When the soccer World Cup kicks off this Thursday, imagine watching it as a 3D “hologram” on your kitchen table. That may not be far off thanks to a new technique that turns YouTube videos into 3D reconstructions of matches.
The key to the approach is a convolutional neural network—a type of artificial intelligence algorithm loosely modeled on the part of the brain that processes visual data—that researchers trained to estimate how far the surfaces of each player are from the camera that recorded the match. The network analyzed 12,000 2D images of players extracted from the soccer videogame FIFA alongside the corresponding 3D data from the game engine to learn how the two correlate.
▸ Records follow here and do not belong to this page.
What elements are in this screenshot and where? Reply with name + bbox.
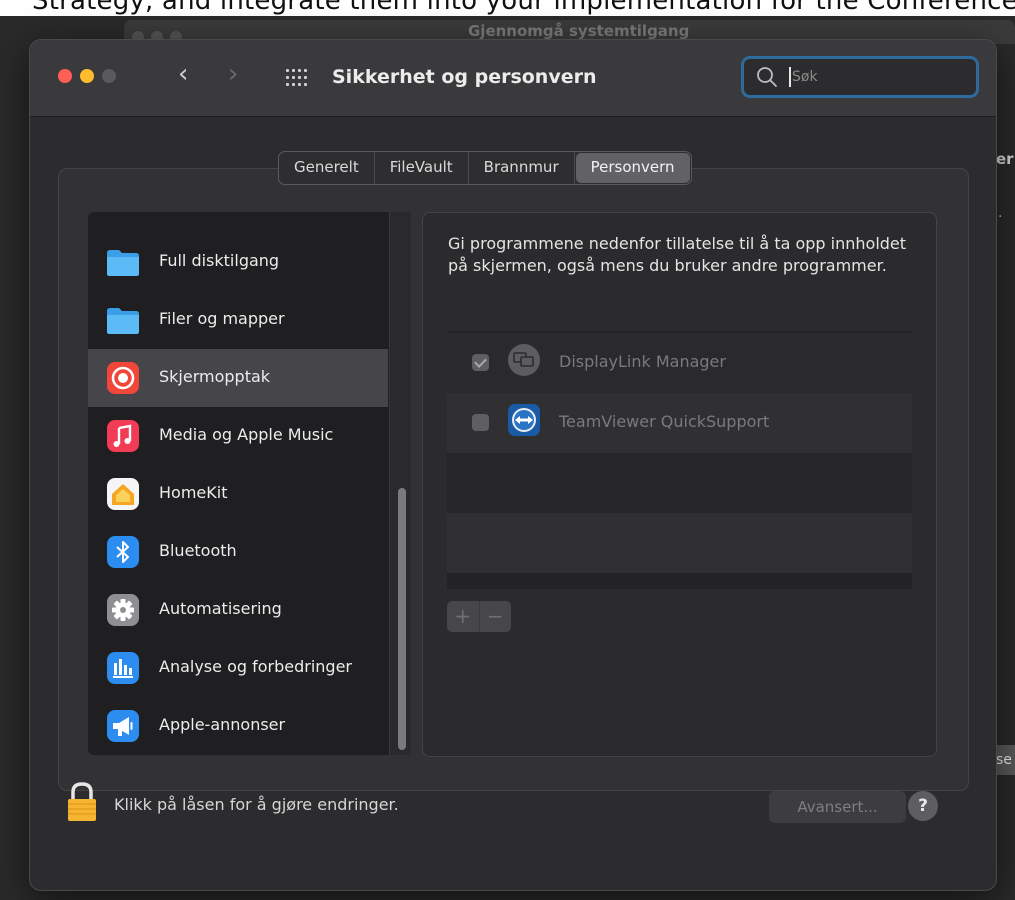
sidebar-item-bluetooth[interactable]: Bluetooth — [88, 523, 388, 581]
folder-icon — [107, 250, 139, 276]
sidebar-item-screen-recording[interactable]: Skjermopptak — [88, 349, 388, 407]
home-icon — [107, 478, 139, 510]
bluetooth-icon — [107, 536, 139, 568]
sidebar-item-label: Full disktilgang — [159, 251, 280, 270]
app-name: DisplayLink Manager — [559, 352, 726, 371]
sidebar-item-label: Apple-annonser — [159, 715, 286, 734]
app-permission-list: DisplayLink Manager TeamViewer QuickSupp… — [447, 331, 912, 589]
screen-recording-icon — [107, 362, 139, 394]
sidebar-item-full-disk-access[interactable]: Full disktilgang — [88, 233, 388, 291]
empty-list-row — [447, 513, 912, 573]
minimize-button[interactable] — [80, 69, 94, 83]
lock-icon[interactable] — [66, 781, 98, 823]
zoom-button[interactable] — [102, 69, 116, 83]
sidebar-item-analytics[interactable]: Analyse og forbedringer — [88, 639, 388, 697]
tab-firewall[interactable]: Brannmur — [469, 152, 575, 184]
window-controls — [58, 69, 116, 83]
advanced-button[interactable]: Avansert... — [769, 791, 906, 823]
close-button[interactable] — [58, 69, 72, 83]
app-name: TeamViewer QuickSupport — [559, 412, 770, 431]
sidebar-item-label: Bluetooth — [159, 541, 237, 560]
sidebar-item-automation[interactable]: Automatisering — [88, 581, 388, 639]
analytics-icon — [107, 652, 139, 684]
sidebar-item-apple-ads[interactable]: Apple-annonser — [88, 697, 388, 755]
add-remove-control: + − — [447, 601, 511, 632]
add-app-button[interactable]: + — [447, 601, 480, 632]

That allowed it to estimate depth maps for players from unseen 2D images. When shown unseen videos, the system accurately predicted depth maps for each player and combined them with the color footage to reconstruct each player in 3D. The players were then superimposed on a virtual soccer pitch allowing the match to be viewed in any 3D content viewer from a variety of angles.
The researchers tested the approach with Microsoft’s HoloLens smart glasses, which let them overlay the 3D reconstruction onto a real-world tabletop. The end product is still glitchy, it can’t recreate the ball, doesn’t work in real time, and only permits viewpoints from the side of the pitch the video was recorded. But the technique could be more scalable than leading approaches for reconstructing sports in 3D, which require arrays of cameras around the pitch recording every angle. The researchers say the approach should also work for other events that happen in predefined arenas, such as music concerts or theaters.